Click on list > engagement management

You have the option of removing all non engaged contacts and/or removing non engaged contacts from a particular timeframe. Screen shot link is below.

http://screen.ac/2C2O2n0B373g

but what if i want to export the people i’m removing first?

If you want more control over your engagement management, such as being able to export contacts, I’d recommend using the Engagement Tagging automation workflow recipes we provide in-app (this modal appears when you click the greeen “New Automation” button:

Here’s the description of the automations:

When a contact interacts with your campaigns or website they are tagged as “Engaged.” If they go 30 days without engaging, they are tagged as “Disengaged.” If they go another 30 days without engaging, they are tagged as “Inactive.” These tags are useful for analytics, segmentation, list hygiene, and triggering other automations (such as a re-engagement campaign). This automation is an essential component of “Engagement Tagging” — if you don’t have the automation from Part 1 and the automation from Part 2, it will not work.

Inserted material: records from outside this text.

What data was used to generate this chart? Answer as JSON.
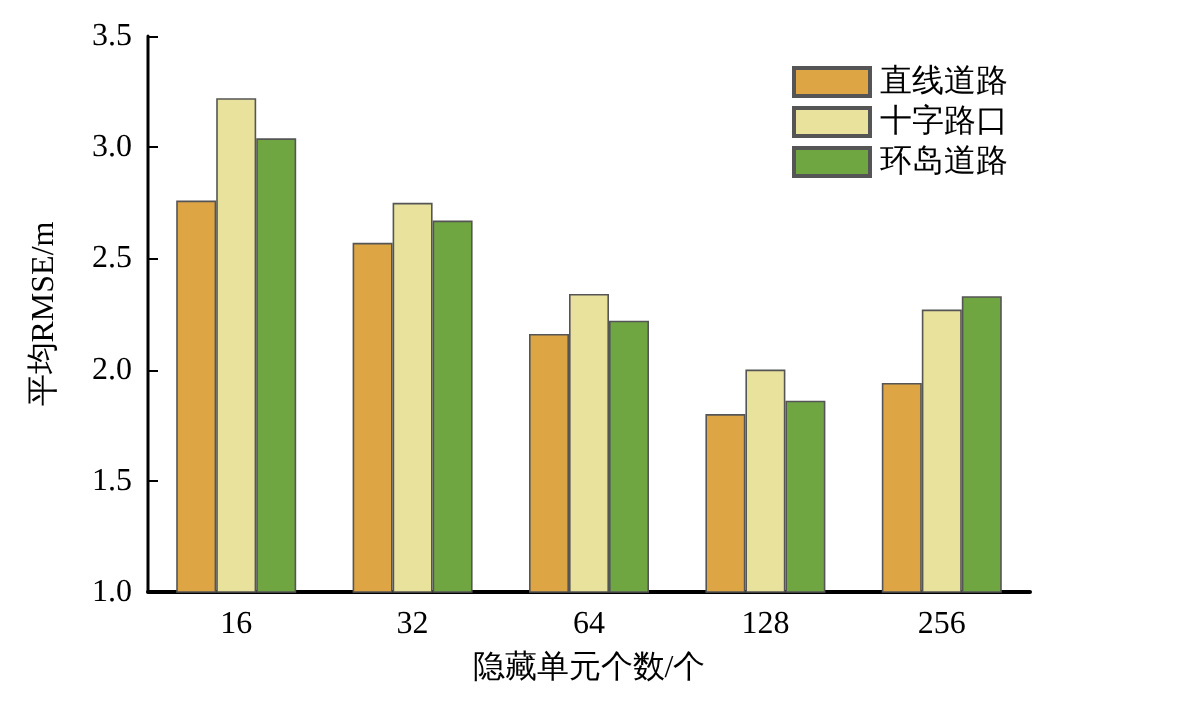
{
  "chart_data": {
    "type": "bar",
    "xlabel": "隐藏单元个数/个",
    "ylabel": "平均RMSE/m",
    "categories": [
      "16",
      "32",
      "64",
      "128",
      "256"
    ],
    "series": [
      {
        "name": "直线道路",
        "color": "#dea544",
        "values": [
          2.76,
          2.57,
          2.16,
          1.8,
          1.94
        ]
      },
      {
        "name": "十字路口",
        "color": "#e8e29c",
        "values": [
          3.22,
          2.75,
          2.34,
          2.0,
          2.27
        ]
      },
      {
        "name": "环岛道路",
        "color": "#6fa642",
        "values": [
          3.04,
          2.67,
          2.22,
          1.86,
          2.33
        ]
      }
    ],
    "ylim": [
      1.0,
      3.5
    ],
    "yticks": [
      {
        "value": 1,
        "label": "1.0"
      },
      1.5,
      {
        "value": 2,
        "label": "2.0"
      },
      2.5,
      {
        "value": 3,
        "label": "3.0"
      },
      3.5
    ],
    "grid": false,
    "legend": "top right"
  }
}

If you’re only interested in whether they’ve opened campaigns, you’d just remove the trigger for website visits. I’d suggest that you also look at campaign clicks though because open tracking isn’t 100% reliable (if someone doesn’t display images, their open won’t be tracked). Really, you’d also want to look at website visits too because this indicates a contact is engaged too.

2 Likes

What if you’re not sending out a lot of emails? Is it 30 consecutive days? For example if i send an email out every 30 days and someone misses that window, would they be tagged as “disengaged?”

You can easily adjust the amount of time by changing the wait condition in the second automation. You can make it 90 or 120 days, or whatever makes sense for your company. Also, you can take visits to your website into account so you’re not just relying on clicks.

Try this one, Robert: http://tplshare.com/J7$H_qW

@photographicelements you can use email list cleaning services these email list cleaners will provide you verified and spam-free emails. Even, you can check the unsubscriber list, click rate of your emails.

Hey all,

Biannca here from our CX team, I wanted to update this thread for anyone that comes across this post.

travelnursingusa is right - you don’t want to remove contacts who are new and haven’t engaged. The Engagement Tagging automations that Brian shared is a great way to track your contacts engagement.

Here’s the link to our article explaining how Engagement Tagging automation works.

Instead of using ‘Engagement Management Tool’ (it’s still a great feature but it has limitations and you can’t specify a certain period), what you can actually do now is remove unengaged contacts via automations.

The expedited list clean-up is a 3-step process where you use Advanced search to look for contacts who haven’t engaged in X time and the automation just unsubscribes them from all lists (so they don’t count towards your contact limit. For a detailed explanation, see Perform an expedited list cleanup with automation.

Aside from Engagement Tagging automation, you can also use automation to track contacts’ last engaged dates.

It’s three part separate automation that work together to keep your lists clean so you can keep sending campaigns to your most engaged contacts. There’s essentially a custom field that stores the last engaged date and there’s 2 other automations that tracks engagement for the first 90 days and 6 months.
For a detailed explanation, see this guide: Use automation to track contacts’ last engaged dates and perform ongoing list cleanup.